Although Aduhelm and Leqembi are already FDA-approved under the accelerated pathway, Medicare — the government-funded program that insures elderly people in the U.S. — has adopted a policy that narrowly provides coverage for amyloid-targeting therapies for people in clinical trials. This decision has been met with outrage in the Alzheimer’s community and advocates are looking at how this could affect donanemab, if it’s approved.

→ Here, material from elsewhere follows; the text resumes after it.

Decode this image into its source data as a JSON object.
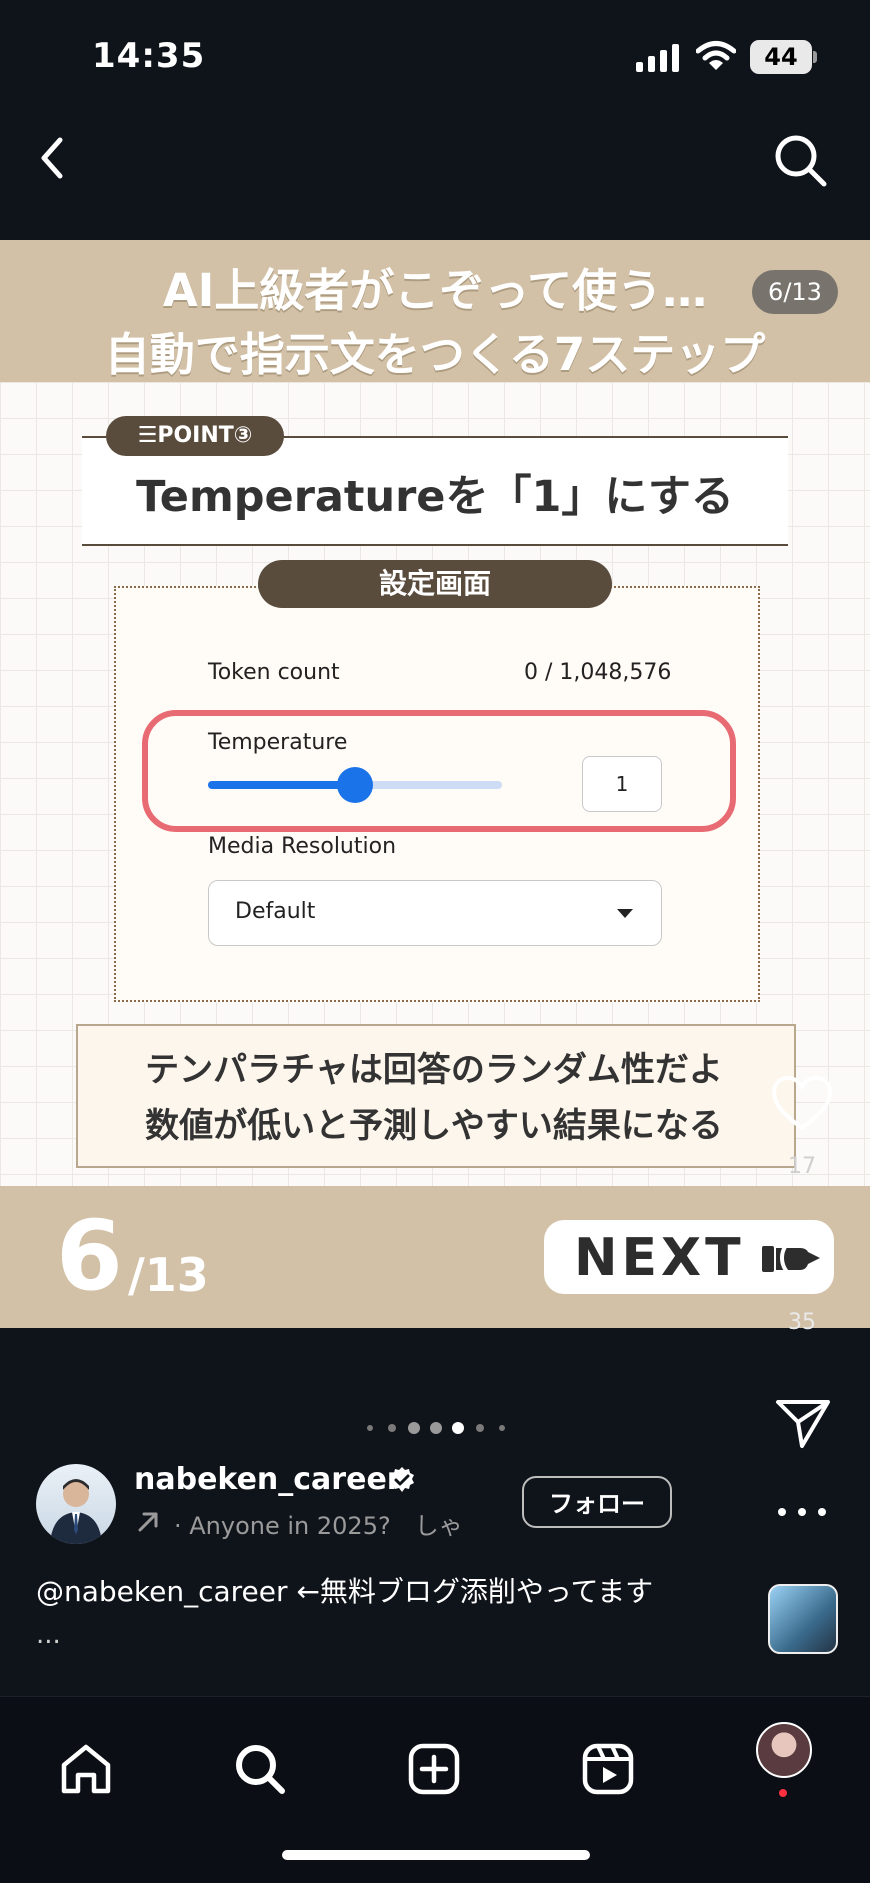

“The progress we’ve seen in this class of treatments, as well as the diversification of potential new therapies over the past few years, provides hope to those impacted by this devastating disease. Yet, Medicare stubbornly continues to block access for the people who could benefit,” Carrillo said.
“We believe our data meets the ‘high level of evidence’ the Centers for Medicare & Medicaid Services has described as the trigger for reconsideration of its National Coverage Determination. People with early Alzheimer’s disease need and deserve full coverage and access for approved therapies,” White said.
The full results from TRAILBLAZER-ALZ 2 will be presented at a conference this year and submitted for publication in a peer-reviewed journal, according to Eli Lilly.
“We look forward to additional data from the TRAILBLAZER-ALZ2 trial … including data on participant safety and representation. If those data are consistent with what we saw today regarding efficacy and safety, we strongly support FDA approval and, if approved, we expect CMS and other private insurance coverage,” Carrillo said.